Search for a command to run...

Timestamps are as accurate as they can be but may be slightly off. We encourage you to listen to the full context.
Fei-Fei Li and Justin Johnson of World Labs join the podcast to discuss their groundbreaking work on spatial intelligence and their newly launched Marble model—the first system that generates explorable 3D worlds from text or images. (01:34) The conversation explores why spatial intelligence represents a fundamental shift beyond language models, examining how humans naturally integrate visual and spatial reasoning in ways that current AI cannot replicate. (25:50) They delve into the technical architecture of their world models, the role of physics in 3D generation, and how their approach differs from traditional video generation by creating true spatial representations rather than frame-by-frame sequences.
Fei-Fei Li is a Stanford professor and co-director of the Stanford Institute for Human-Centered Artificial Intelligence, as well as co-founder of World Labs. She created ImageNet, the dataset that sparked the deep learning revolution and fundamentally changed computer vision. (01:15) She has been advocating for proper resourcing of academic AI research and worked with policymakers on the National AI Resource (NAIR) Bill during the first Trump administration.
Justin Johnson is Fei-Fei's former PhD student, ex-professor at the University of Michigan, former Meta researcher, and now co-founder of World Labs. (01:24) He joined Fei-Fei's lab in 2012, the same quarter that AlexNet was released, and has focused extensively on 3D vision, computer graphics, and generative modeling throughout his career. He was instrumental in early image captioning research and dense captioning work that combined computer vision with natural language processing.
Fei-Fei Li emphasizes that spatial intelligence isn't competing with traditional language models but represents a complementary form of intelligence. (44:04) Drawing from psychologist Howard Gardner's theory of multiple intelligences, she explains that human intelligence encompasses linguistic, spatial, logical, and emotional dimensions. Spatial intelligence specifically enables reasoning, understanding, movement, and interaction in space—capabilities that are nearly impossible to reduce to pure language. The example of DNA structure discovery illustrates how spatial reasoning of molecules and chemical bonds in 3D space led to the double helix conjecture, a process that couldn't be achieved through language alone. For professionals, this means recognizing that different types of problems require different cognitive approaches, and future AI systems will need to integrate multiple forms of intelligence rather than relying solely on language processing.
The conversation reveals a critical limitation in current generative models: they excel at pattern matching but lack causal understanding of physical laws. (23:56) When discussing a Harvard paper about orbital prediction, the hosts noted that while an LLM could generate visually accurate planetary orbits, it failed to understand the underlying force vectors driving those movements. Justin and Fei-Fei acknowledge this challenge in their own work—while Marble can generate beautiful architectural structures like arches, the model doesn't necessarily understand the engineering principles that make those structures stable. This represents a fundamental gap between pattern fitting and true causal reasoning. For professionals working with AI-generated content, this means understanding the difference between visually plausible outputs and physically accurate ones, especially in applications where structural integrity or real-world implementation matters.
Justin Johnson provides a crucial insight that transformers are fundamentally set models rather than sequence models, despite their common application to sequential data. (57:19) The only component that injects order into transformers is the positional embedding—otherwise, all operations (FFN, QKV projections, attention mechanisms) are either token-wise or permutation equivariant. This architectural insight suggests vast unexplored possibilities for applying transformers to non-sequential data structures. For world models, this means the same fundamental architecture that powers language models can be adapted to handle 3D spatial data, particle systems, or other non-sequential representations. Professionals should recognize that the success of transformers extends far beyond language, opening opportunities to apply these architectures to entirely new domains and data types.

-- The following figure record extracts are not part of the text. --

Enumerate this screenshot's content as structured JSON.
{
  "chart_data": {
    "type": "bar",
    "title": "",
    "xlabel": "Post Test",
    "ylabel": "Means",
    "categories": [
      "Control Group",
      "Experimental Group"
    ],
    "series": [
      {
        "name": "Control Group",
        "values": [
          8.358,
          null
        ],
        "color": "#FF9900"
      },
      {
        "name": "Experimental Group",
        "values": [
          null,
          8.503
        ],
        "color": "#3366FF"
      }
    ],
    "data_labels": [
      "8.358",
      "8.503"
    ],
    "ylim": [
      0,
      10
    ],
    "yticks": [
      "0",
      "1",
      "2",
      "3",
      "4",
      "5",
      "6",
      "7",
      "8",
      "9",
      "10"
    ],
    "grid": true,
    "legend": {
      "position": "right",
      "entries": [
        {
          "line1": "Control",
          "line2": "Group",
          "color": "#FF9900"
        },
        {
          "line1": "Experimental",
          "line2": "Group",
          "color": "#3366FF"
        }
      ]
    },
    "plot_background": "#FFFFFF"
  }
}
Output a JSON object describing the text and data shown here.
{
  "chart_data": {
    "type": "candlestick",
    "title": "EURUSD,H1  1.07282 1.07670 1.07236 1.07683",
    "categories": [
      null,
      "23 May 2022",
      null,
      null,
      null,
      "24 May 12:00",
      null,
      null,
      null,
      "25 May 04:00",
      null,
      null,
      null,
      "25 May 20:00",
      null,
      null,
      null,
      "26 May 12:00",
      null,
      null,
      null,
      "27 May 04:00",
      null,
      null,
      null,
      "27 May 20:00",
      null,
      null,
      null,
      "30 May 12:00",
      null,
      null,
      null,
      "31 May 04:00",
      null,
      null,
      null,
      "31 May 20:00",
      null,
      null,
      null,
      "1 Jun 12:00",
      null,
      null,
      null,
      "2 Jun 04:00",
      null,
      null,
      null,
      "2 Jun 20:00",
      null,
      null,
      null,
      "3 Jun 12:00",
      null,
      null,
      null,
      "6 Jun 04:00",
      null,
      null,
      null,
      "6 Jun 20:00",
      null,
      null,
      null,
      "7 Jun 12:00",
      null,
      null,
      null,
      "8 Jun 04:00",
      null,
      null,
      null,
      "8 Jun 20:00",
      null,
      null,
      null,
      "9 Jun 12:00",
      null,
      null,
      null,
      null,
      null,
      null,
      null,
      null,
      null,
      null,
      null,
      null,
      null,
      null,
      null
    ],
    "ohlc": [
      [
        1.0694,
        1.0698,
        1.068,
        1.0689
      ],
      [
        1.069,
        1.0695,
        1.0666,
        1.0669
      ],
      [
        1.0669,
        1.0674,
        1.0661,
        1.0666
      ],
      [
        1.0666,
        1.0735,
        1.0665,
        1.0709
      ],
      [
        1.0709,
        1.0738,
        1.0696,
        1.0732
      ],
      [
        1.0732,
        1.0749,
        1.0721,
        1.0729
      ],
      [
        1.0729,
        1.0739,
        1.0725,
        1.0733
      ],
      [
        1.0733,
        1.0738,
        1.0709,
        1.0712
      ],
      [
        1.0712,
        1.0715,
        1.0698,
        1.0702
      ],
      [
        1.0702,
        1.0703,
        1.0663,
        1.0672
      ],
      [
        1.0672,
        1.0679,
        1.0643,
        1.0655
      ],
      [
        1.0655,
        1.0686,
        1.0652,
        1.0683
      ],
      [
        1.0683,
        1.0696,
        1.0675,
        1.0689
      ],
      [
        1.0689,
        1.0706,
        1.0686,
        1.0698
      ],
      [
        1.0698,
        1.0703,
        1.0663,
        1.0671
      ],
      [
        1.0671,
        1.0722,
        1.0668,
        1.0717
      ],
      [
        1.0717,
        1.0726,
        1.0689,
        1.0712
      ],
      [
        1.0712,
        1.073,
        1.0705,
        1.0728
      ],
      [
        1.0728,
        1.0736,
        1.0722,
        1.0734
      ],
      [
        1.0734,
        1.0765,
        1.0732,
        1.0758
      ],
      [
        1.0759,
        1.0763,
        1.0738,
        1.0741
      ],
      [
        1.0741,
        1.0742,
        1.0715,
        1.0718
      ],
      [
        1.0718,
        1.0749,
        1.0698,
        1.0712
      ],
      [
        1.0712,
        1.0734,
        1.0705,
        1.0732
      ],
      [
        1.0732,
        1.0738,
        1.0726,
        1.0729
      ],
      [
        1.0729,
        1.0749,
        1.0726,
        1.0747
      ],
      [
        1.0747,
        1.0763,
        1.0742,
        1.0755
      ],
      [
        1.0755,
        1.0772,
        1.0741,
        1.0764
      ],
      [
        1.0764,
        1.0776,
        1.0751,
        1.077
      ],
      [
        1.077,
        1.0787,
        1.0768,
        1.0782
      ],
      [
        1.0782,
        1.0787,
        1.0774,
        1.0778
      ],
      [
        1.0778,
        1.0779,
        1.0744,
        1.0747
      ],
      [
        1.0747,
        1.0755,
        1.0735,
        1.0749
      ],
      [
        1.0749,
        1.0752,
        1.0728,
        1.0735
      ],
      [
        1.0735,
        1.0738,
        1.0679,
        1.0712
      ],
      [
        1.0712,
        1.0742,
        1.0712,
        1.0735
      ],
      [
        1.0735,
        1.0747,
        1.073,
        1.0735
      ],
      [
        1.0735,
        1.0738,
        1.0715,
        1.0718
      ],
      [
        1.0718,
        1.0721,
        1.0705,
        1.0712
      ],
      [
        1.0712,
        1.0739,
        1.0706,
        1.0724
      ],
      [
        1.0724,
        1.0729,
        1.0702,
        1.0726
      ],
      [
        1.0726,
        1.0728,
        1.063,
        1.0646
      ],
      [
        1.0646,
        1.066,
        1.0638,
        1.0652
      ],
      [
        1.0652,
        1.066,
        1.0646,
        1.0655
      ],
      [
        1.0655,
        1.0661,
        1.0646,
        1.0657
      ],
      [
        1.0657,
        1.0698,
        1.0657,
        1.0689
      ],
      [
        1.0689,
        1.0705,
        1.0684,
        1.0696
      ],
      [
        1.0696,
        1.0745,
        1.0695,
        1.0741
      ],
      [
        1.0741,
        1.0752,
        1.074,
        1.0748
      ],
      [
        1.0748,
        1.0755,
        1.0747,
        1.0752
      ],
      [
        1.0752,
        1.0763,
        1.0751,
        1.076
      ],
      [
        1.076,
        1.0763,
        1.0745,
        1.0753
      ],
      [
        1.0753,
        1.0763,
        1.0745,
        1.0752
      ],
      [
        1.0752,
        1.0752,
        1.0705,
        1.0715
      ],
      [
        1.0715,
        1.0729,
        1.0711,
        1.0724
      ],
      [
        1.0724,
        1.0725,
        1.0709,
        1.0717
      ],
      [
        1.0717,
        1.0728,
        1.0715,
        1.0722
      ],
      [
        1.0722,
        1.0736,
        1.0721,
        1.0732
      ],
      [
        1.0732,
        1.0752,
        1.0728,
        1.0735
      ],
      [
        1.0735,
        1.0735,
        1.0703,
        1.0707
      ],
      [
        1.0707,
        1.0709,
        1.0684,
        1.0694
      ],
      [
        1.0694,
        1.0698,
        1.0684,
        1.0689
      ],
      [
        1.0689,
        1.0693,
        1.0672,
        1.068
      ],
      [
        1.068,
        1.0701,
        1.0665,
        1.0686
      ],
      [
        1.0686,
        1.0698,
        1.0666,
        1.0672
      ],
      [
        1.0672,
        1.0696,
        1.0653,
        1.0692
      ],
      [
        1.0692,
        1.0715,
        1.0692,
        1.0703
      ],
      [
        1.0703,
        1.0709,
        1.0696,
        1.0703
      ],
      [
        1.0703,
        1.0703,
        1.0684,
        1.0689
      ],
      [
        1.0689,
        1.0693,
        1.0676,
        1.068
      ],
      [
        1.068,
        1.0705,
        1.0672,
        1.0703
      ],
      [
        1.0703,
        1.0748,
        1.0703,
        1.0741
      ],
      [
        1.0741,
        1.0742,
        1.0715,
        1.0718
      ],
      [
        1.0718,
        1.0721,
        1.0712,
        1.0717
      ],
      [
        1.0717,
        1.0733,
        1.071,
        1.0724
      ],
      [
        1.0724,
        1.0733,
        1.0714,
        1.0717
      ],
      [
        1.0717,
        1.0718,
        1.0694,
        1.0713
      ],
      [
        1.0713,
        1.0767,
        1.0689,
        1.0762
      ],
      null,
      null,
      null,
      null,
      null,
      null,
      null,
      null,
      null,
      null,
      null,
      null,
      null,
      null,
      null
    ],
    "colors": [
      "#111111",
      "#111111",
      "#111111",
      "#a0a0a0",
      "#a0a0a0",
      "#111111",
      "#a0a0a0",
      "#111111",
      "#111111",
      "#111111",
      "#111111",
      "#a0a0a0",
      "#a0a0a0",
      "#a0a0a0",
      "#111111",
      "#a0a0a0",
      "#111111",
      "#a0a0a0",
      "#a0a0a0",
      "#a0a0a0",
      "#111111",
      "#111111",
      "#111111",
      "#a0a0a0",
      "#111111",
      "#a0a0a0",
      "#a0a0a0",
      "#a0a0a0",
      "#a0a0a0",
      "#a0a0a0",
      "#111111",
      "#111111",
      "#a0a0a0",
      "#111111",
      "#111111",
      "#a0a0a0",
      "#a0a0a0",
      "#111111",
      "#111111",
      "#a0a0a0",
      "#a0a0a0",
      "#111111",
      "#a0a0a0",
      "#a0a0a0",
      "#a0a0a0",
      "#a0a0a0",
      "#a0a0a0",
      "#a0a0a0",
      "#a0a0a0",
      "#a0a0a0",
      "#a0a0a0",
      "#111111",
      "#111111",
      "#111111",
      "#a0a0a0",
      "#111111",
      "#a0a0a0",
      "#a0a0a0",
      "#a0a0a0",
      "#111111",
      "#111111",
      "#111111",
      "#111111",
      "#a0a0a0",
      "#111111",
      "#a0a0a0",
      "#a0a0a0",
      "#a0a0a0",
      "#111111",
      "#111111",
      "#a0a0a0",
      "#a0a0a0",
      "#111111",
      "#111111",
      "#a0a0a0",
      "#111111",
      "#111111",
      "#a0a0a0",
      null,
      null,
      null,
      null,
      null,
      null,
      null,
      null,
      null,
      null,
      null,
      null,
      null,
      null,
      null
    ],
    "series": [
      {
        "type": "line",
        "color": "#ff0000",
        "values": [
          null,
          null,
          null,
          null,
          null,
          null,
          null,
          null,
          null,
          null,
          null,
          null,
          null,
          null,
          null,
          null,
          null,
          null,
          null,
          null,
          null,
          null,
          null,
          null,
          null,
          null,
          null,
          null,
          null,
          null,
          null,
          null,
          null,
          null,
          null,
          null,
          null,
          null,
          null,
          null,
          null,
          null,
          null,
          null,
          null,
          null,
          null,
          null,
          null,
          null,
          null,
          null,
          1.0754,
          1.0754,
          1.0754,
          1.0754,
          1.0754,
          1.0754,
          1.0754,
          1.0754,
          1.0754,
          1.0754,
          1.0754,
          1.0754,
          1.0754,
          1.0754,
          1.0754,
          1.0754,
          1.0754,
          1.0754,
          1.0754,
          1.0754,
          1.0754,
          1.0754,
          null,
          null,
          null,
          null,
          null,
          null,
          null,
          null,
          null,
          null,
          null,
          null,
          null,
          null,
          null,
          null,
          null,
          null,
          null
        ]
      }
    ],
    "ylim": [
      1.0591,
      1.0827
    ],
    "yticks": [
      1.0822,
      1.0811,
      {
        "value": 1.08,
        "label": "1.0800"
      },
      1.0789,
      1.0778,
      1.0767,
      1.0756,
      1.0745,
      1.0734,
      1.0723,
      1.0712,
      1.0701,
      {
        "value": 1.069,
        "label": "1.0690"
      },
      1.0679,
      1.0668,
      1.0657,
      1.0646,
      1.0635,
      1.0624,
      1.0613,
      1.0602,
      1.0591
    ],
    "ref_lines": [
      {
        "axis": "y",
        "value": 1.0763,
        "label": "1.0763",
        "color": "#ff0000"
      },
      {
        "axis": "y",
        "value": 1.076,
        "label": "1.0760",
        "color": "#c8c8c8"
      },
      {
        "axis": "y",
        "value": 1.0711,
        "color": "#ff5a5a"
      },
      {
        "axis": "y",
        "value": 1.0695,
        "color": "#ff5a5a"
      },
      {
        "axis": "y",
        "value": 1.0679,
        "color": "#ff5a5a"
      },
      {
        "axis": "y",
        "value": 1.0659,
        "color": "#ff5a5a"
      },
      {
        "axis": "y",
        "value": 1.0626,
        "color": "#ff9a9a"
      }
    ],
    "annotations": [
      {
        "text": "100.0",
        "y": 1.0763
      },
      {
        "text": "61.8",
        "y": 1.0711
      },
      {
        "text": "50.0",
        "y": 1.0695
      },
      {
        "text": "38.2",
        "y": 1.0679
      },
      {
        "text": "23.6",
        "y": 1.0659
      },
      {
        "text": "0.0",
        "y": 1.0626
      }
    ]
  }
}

The discussion highlights a crucial division of labor between academia and industry in the current AI landscape. (10:14) Justin argues that academia shouldn't try to compete with industry on training the largest models, as the compute requirements have grown exponentially beyond what academic labs can afford. Instead, academic researchers should focus on experimental algorithms, new architectures, theoretical understanding, and interdisciplinary "blue sky" problems. The example of exploring new computational primitives beyond matrix multiplication for future distributed systems illustrates this approach. Academic researchers can explore ideas that might not pay off for years but could revolutionize the field. For professionals in research settings, this suggests being strategic about choosing problems that leverage academic strengths rather than trying to compete directly with well-funded industry labs.
Marble's ability to provide precise camera control and real-time editing capabilities stems from its use of Gaussian splats rather than traditional video generation approaches. (34:57) Unlike frame-by-frame video models, Marble generates atomic particles (Gaussian splats) that can be rendered in real time on mobile devices, enabling users to navigate and edit 3D scenes with precise control. This architectural choice enables capabilities like recording camera movements with exact positioning and making interactive edits to scenes. The broader principle here is that the choice of data representation fundamentally determines what interactions become possible. For professionals designing AI systems, this demonstrates the importance of choosing representations that enable the desired end-user experiences rather than simply optimizing for generation quality.